Usciti da quel buco, con la borsa a tracolla e il giubbino che mi coprivano buffamente la parte strappata dei miei pantaloni arrivammo da Harrods, che effettivamente era proprio accanto all'uscita delle scale. Facemmo una capatina dentro i magazzini di Harrods, intervistammo turisti e commessi. E alla fine, come ci era stato chiesto, andammo allo starbucks per prendere del caffè per il capo.

« Desideri qualcosa, tu? » domandai.
Andrew mi fece un cenno di negazione. Allora presi anche una ciambella per me, ne avevo bisogno e mangiare mi fece sentire meglio. 

Riprendemmo la metro della Brompton Road e poi ritornammo nell'ufficio della redazione.
« Tenga capo, spero che non si sia raffreddato.
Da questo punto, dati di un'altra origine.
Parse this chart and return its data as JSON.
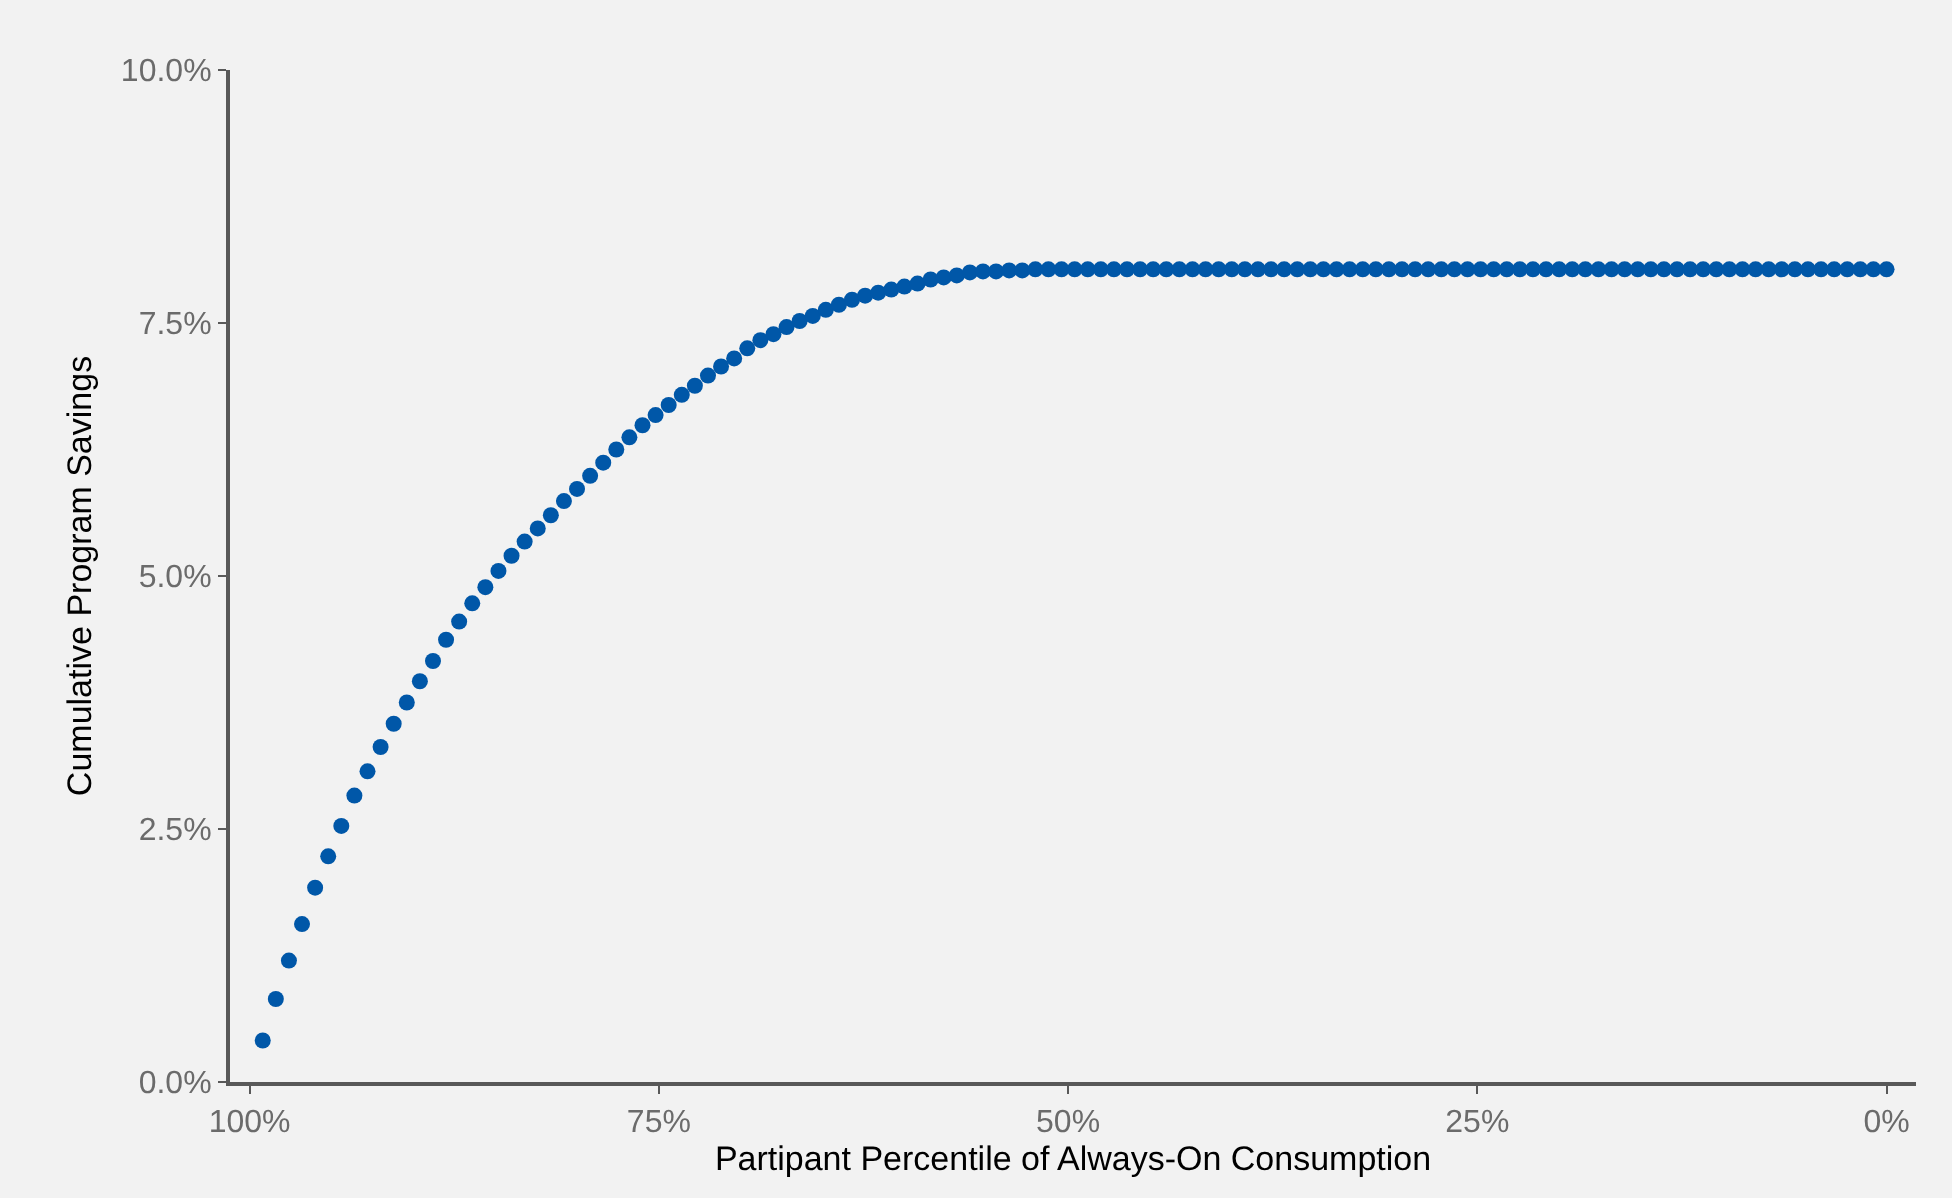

Noi continueremo il nostro lavoro, okay? » dissi spostando lo sguardo dal compagno di redazione al capo e viceversa.
Nessuno rispose, e quindi pensai ''chi tace acconsente'' e poi mi misi subito a lavoro.

Si era già fatto tardi ed ero rimasta sola. Andrew se ne andò per ultimo, rispetto agli altri. Non gli sembrava giusto lasciarmi sola, ma alla fine lo convinsi e ritornò a casa sua.
Terminato il mio lavoro, sistemai l'ufficio e lasciai quello che avevo preparato sulla scrivania del capo con un mio post-it. 

Verso le 19:23 scesi in strada e decisi di ritornare a casa a cambiarmi a causa dei miei pantaloni strappati. Dopodiché riscesi e ritornai sulla Brompton Road.
Era tardi e molti negozi erano già chiusi, ma ero ancora ferma nello stesso posto dov'ero caduta a fissare una parete.
Era bianca con macchie che indicavano la sporcizia e pezzi di carta spezzati ancora attaccati al muro. Chissà perché mi ero bloccata, mi ricordava qualcosa quella parete. Qualcosa di felice. Ma non riuscivo a ricordare cosa. Quella volta passai avanti, salii le scale e dopo essere arrivata in superficie alzai gli occhi in cielo. 
Era tutto così bianco, grigio, triste. Ma allo stesso tempo piacevole. Quell'aria fresca d'estate che veniva respirata, il colore del cielo che rimaneva costante fino alle 22:00. Tutti quei colori freddi che vengono spezzati dal rosso dei bus e delle cabine telefoniche. Londra però suscita più emozioni di quanto se ne possono immaginare. Certo, d'estate mica cade la neve, ma è bella. Bella per ogni suo piccolo pregio. E per ogni difetto. Londra è confusione. E io amo Londra.
Andai - per la seconda volta in un giorno - da starbucks, presi un'altra ciambella come qualche ora prima e la gustai. Era buona, sì. Casa non mi mancava affatto anche se erano passati solo due giorni e magari non avrei potuto giudicare così presto. Ma io stavo bene lì, mi sentivo come se tutti mi conoscessero e io conoscessi tutti. Bella come sensazione, o forse magica?! 
Quando fu tempo di ritornare e scesi nuovamente nei sotterranei londinesi mi soffermai un'altra volta davanti quella parete, poi scossi il capo e ritornai per la mia strada.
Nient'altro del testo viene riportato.